Les raisins de la guerre

Ce week-end, la Maison Krug participera pour la premières fois aux Journées européennes
du Patrimoine
. C’est dans le cadre du centenaire de la Première guerre mondiale que les visiteurs découvriront ses caves, qui furent le lieu de vie des Rémois entre 1914 et 1918.

L’histoire de la Maison Krug a débuté en 1843 avec Joseph Krug, un homme anticonformiste et déterminé qui décida de constituer une bibliothèque de vins de réserve afin de pouvoir élaborer exclusivement des cuvées de prestige. Cette vision généreuse du champagne dans sa plus belle expression, délivré des aléas climatiques, allait bien au-delà des attentes de son époque. Les amateurs furent au rendez-vous, dans le monde entier. Six générations après lui, l’actuel directeur de la Maison, Olivier Krug, s’apprête à dévoiler un autre pan de cette histoire familiale et rémoise, les années de guerre. « J’ai partagé la préparation de ces journées avec une émotion certaine. Au-delà d’une histoire qui m’est proche, j’y ai vu le témoignage de nombreuses familles rémoises, elles aussi particulièrement touchées, courageuses et généreuses. Comme la plupart des collaborateurs de la Maison Krug, j’y trouve une source d’inspiration et de détermination constante. »

Reims sous les bombes

De septembre 1914 à novembre 1918, Reims subit 1 151 jours de bombardements. La famille Krug partage le sort de millions de Français touchés par la guerre.

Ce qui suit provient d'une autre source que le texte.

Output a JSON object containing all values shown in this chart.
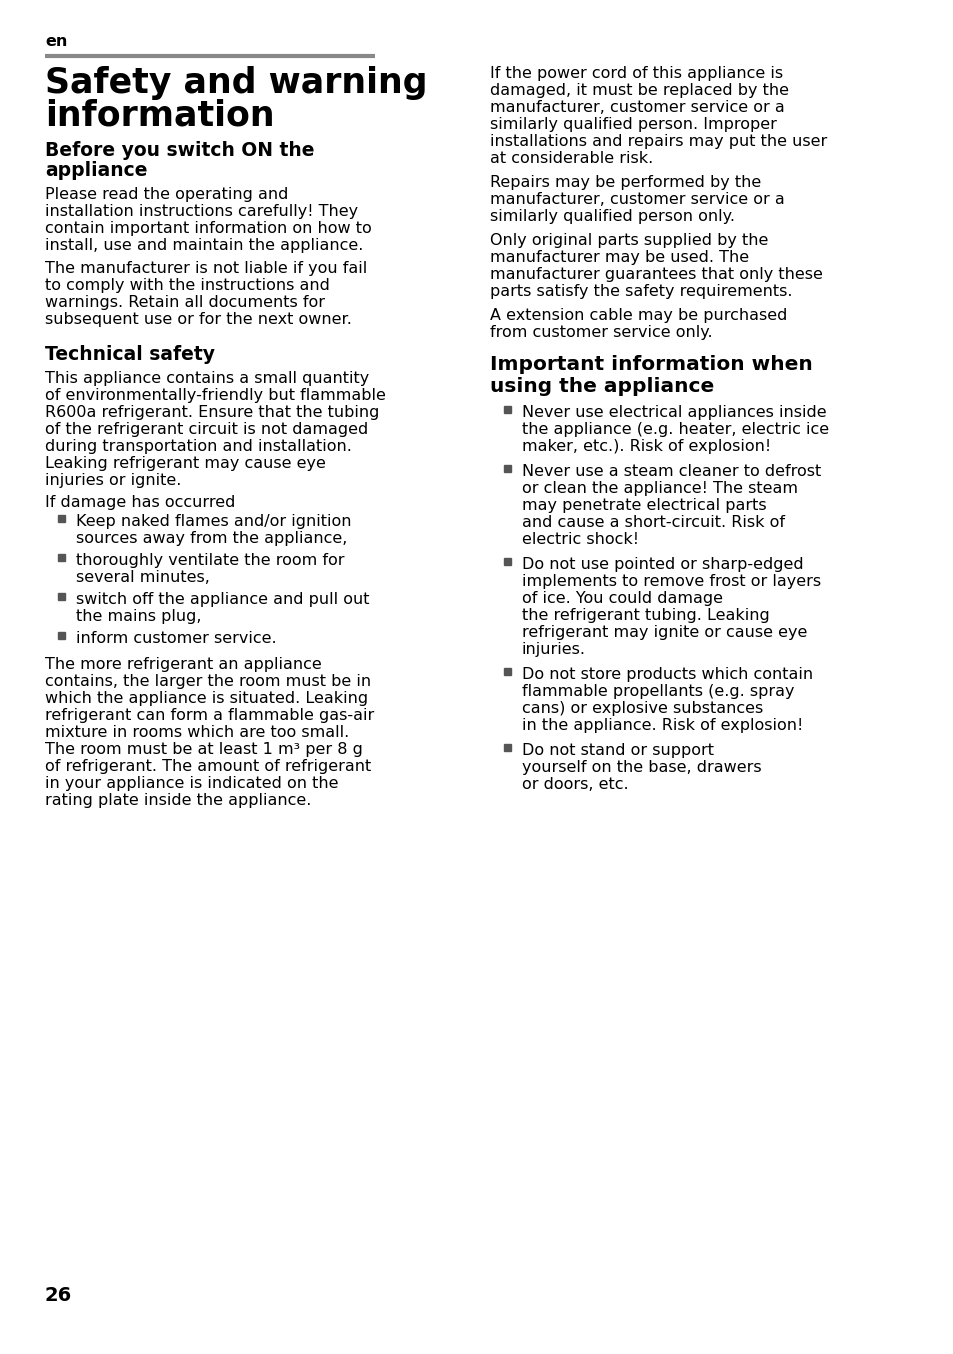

Elle soutient les familles de ses collaborateurs sous les drapeaux et met ses locaux à leur disposition et à celle de la population. Les Rémois se réfugient dans les caves où la vie s’organise. A la lueur des bougies et des lampes à pétrole, chacun s’occupe à lire, cuisiner, discuter, tricoter, pour passer le temps comme il le peut. Une classe est ouverte à laquelle assistent quarante enfants du quartier. Le temple de l’Église réformée tout proche étant détruit, la communauté protestante se réunit dans une des salles souterraines de la Maison, appelée “la Crypte”, pour y célébrer les offices. Témoignages de cette vie quotidienne en temps de guerre, des photographies découvertes récemment seront exposées dans les espaces souterrains de la Maison, là où elles ont été prises il y a un siècle.

Millésimes de guerre

Lorsque la guerre éclate en août 1914, la vendange s’annonce d’une qualité telle qu’on en n’avait plus vue depuis 1907. 1915 fera également un grand millésime. La récolte des raisins dans certains secteurs se fait à quelques centaines de mètres des tranchées et sous les bombardements. Mobilisé dès le début du conflit, Joseph Krug (petit-fils du fondateur) est fait prisonnier et détenu en Prusse jusqu’en 1917. Son épouse Jeanne, soutenue par le personnel présent, maintient l’activité, tout en s’engageant auprès des victimes de la guerre. Elle informe son époux de l’avancée des vendanges, de la qualité des vins, il lui transmet ses recommandations concernant les approvisionnements et les assemblages. Avec la Croix Rouge, elle soigne les soldats blessés dans les hôpitaux militaires alentour. Après la guerre, Jeanne poursuivra son engagement auprès de la population rémoise et participera notamment à la fondation de l’American Memorial Hospital pour les enfants de Reims et sa région.


KrugJournéesPatrimoine
L’exposition conçue pour les Journées européennes du Patrimoine a été élaborée sous le commissariat de Fabienne Moreau, historienne en charge du patrimoine de la Maison Krug. « Transmettre l’histoire de la Grande Guerre à travers celle d’une famille, d’une communauté d’employés, de soldats et de simples civils réfugiés relève d’une mission contemporaine exigeante. Plus que jamais la mémoire est l’avenir du passé. » Outre les photographies, différents éléments d’archive ont été assemblés au long d’un parcours qui s’achève sur les derniers exemplaires des millésimes 1914 et 1915.

La vie dans les caves de la Maison Krug au temps de la Grande Guerre,
samedi 20 septembre, de 10 h à 18 h et dimanche 21 septembre, de 14 h à 18 h.
Visite gratuite et accessible sans réservation.